WASHINGTON (AFP) - The spread of radical Islamist websites offers disaffected Muslims in the West indoctrination and training for extremist attacks, the US intelligence community warned yesterday.
A new National Intelligence Estimate, which concluded that Al-Qaeda has regrouped in its Pakistani "safe haven" and is determined again to strike the United States, highlighted the elusive cyber-front of the "war on terror."
"The spread of radical -- especially Salafi -- Internet sites, increasingly aggressive anti-US rhetoric and actions, and the growing number of radical, self-generating cells in Western countries indicate that the radical and violent segment of the West's Muslim population is expanding, including in the United States," the report said.
Globalization and technological advances "will continue to enable even small numbers of alienated people to find and connect with one another," feed off each other's anger and plan attacks, the report said.
They can do this "all without requiring a centralized terrorist organization, training camp, or leader."
Western law enforcers have long been worried about the proliferation of Islamist websites that, via propaganda and training manuals, give would-be militants the inspiration and know-how to execute terror attacks.
"Terror on the Internet," a 2006 book by Israeli terrorism expert Gabriel Weimann, said the number of websites operated by terror groups of all ideologies had mushroomed from just 12 in 1998 to more than 4,800 last year.
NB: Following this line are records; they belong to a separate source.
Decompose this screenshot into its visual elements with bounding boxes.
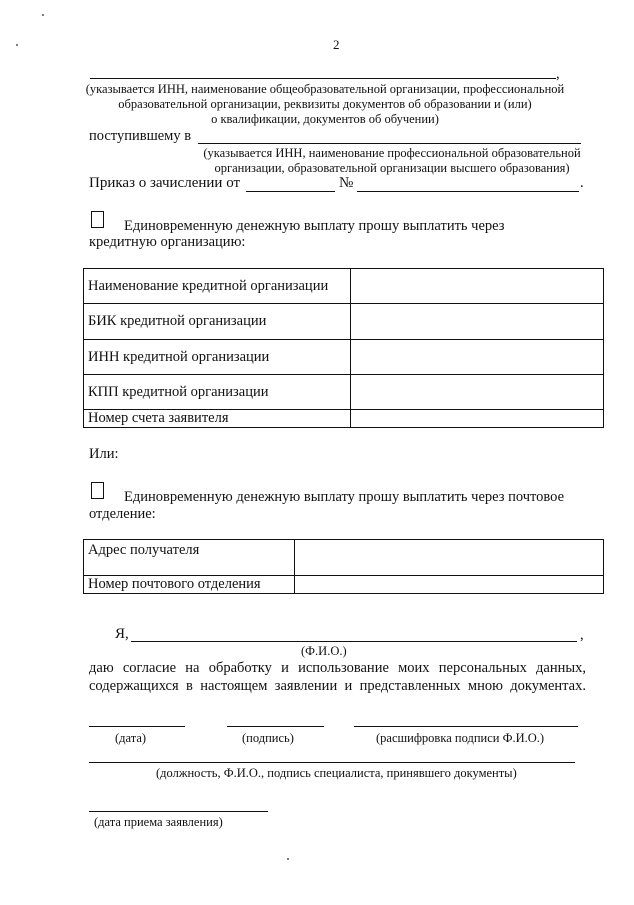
- bank-name-field[interactable]: [351, 269, 604, 304]
- post-office-number-label: Номер почтового отделения: [84, 576, 295, 594]
- table-row: [84, 410, 604, 428]
- table-row: [84, 304, 604, 340]
- org-info-line[interactable]: [90, 78, 556, 79]
- account-number-field[interactable]: [351, 410, 604, 428]
- post-option-text-1: Единовременную денежную выплату прошу выплатить через почтовое: [124, 489, 565, 505]
- order-label: Приказ о зачислении от: [89, 175, 241, 191]
- org-info-hint-2: образовательной организации, реквизиты документов об образовании и (или): [118, 97, 532, 111]
- table-row: [84, 540, 604, 576]
- bank-name-label: Наименование кредитной организации: [84, 269, 351, 304]
- admitted-label: поступившему в: [89, 128, 192, 144]
- consent-comma: ,: [580, 627, 584, 643]
- recipient-address-label: Адрес получателя: [84, 540, 295, 576]
- decoding-line[interactable]: [354, 726, 578, 727]
- bank-option-text-1: Единовременную денежную выплату прошу выплатить через: [124, 218, 505, 234]
- table-row: [84, 340, 604, 375]
- scan-speck: [42, 14, 44, 16]
- consent-text-2: содержащихся в настоящем заявлении и представленных мною документах.: [89, 678, 586, 694]
- order-date-line[interactable]: [246, 191, 335, 192]
- recipient-address-field[interactable]: [295, 540, 604, 576]
- kpp-field[interactable]: [351, 375, 604, 410]
- table-row: [84, 269, 604, 304]
- table-row: [84, 375, 604, 410]
- receipt-date-line[interactable]: [89, 811, 268, 812]
- bank-inn-label: ИНН кредитной организации: [84, 340, 351, 375]
- specialist-caption: (должность, Ф.И.О., подпись специалиста, принявшего документы): [156, 766, 517, 780]
- post-option-checkbox[interactable]: [91, 482, 104, 499]
- decoding-caption: (расшифровка подписи Ф.И.О.): [376, 731, 545, 745]
- scan-speck: [16, 44, 18, 46]
- post-option-text-2: отделение:: [89, 506, 156, 522]
- order-number-line[interactable]: [357, 191, 579, 192]
- post-details-table: [83, 539, 604, 594]
- receipt-date-caption: (дата приема заявления): [94, 815, 223, 829]
- admitted-hint-2: организации, образовательной организации высшего образования): [214, 161, 570, 175]
- admitted-org-line[interactable]: [198, 143, 581, 144]
- admitted-hint-1: (указывается ИНН, наименование профессиональной образовательной: [203, 146, 581, 160]
- trailing-comma: ,: [556, 66, 560, 82]
- bank-inn-field[interactable]: [351, 340, 604, 375]
- org-info-hint-1: (указывается ИНН, наименование общеобразовательной организации, профессиональной: [85, 82, 565, 96]
- org-info-hint-3: о квалификации, документов об обучении): [211, 112, 439, 126]
- bik-field[interactable]: [351, 304, 604, 340]
- scan-speck: [287, 858, 289, 860]
- signature-caption: (подпись): [242, 731, 294, 745]
- order-number-sign: №: [339, 175, 354, 191]
- signature-line[interactable]: [227, 726, 324, 727]
- page-number: 2: [333, 37, 340, 52]
- post-office-number-field[interactable]: [295, 576, 604, 594]
- fio-caption: (Ф.И.О.): [301, 644, 347, 658]
- table-row: [84, 576, 604, 594]
- order-end-dot: .: [580, 175, 584, 191]
- fio-line[interactable]: [131, 641, 577, 642]
- bank-details-table: [83, 268, 604, 428]
- specialist-line[interactable]: [89, 762, 575, 763]
- bank-option-text-2: кредитную организацию:: [89, 234, 246, 250]
- consent-prefix: Я,: [115, 626, 129, 642]
- or-label: Или:: [89, 446, 119, 462]
- account-number-label: Номер счета заявителя: [84, 410, 351, 428]
- bank-option-checkbox[interactable]: [91, 211, 104, 228]
- consent-text-1: даю согласие на обработку и использование моих персональных данных,: [89, 660, 586, 676]
- kpp-label: КПП кредитной организации: [84, 375, 351, 410]
- date-line[interactable]: [89, 726, 185, 727]
- bik-label: БИК кредитной организации: [84, 304, 351, 340]
- date-caption: (дата): [115, 731, 147, 745]
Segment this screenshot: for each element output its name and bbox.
The US intelligence report highlighted the growth of websites from Salafi groups that advocate a return to a purist Islam shorn of modern influences -- including, ironically, such innovations as computers and the Internet.
Arrests in the United States show that violent Islamic extremists "are becoming more connected ideologically, virtually, and/or in a physical sense to the global extremist movement," the report said.
This "points to the possibility that others may become sufficiently radicalized that they will view the use of violence here as legitimate."
"We assess that this internal Muslim terrorist threat is not likely to be as severe as it is in Europe, however," the report stressed.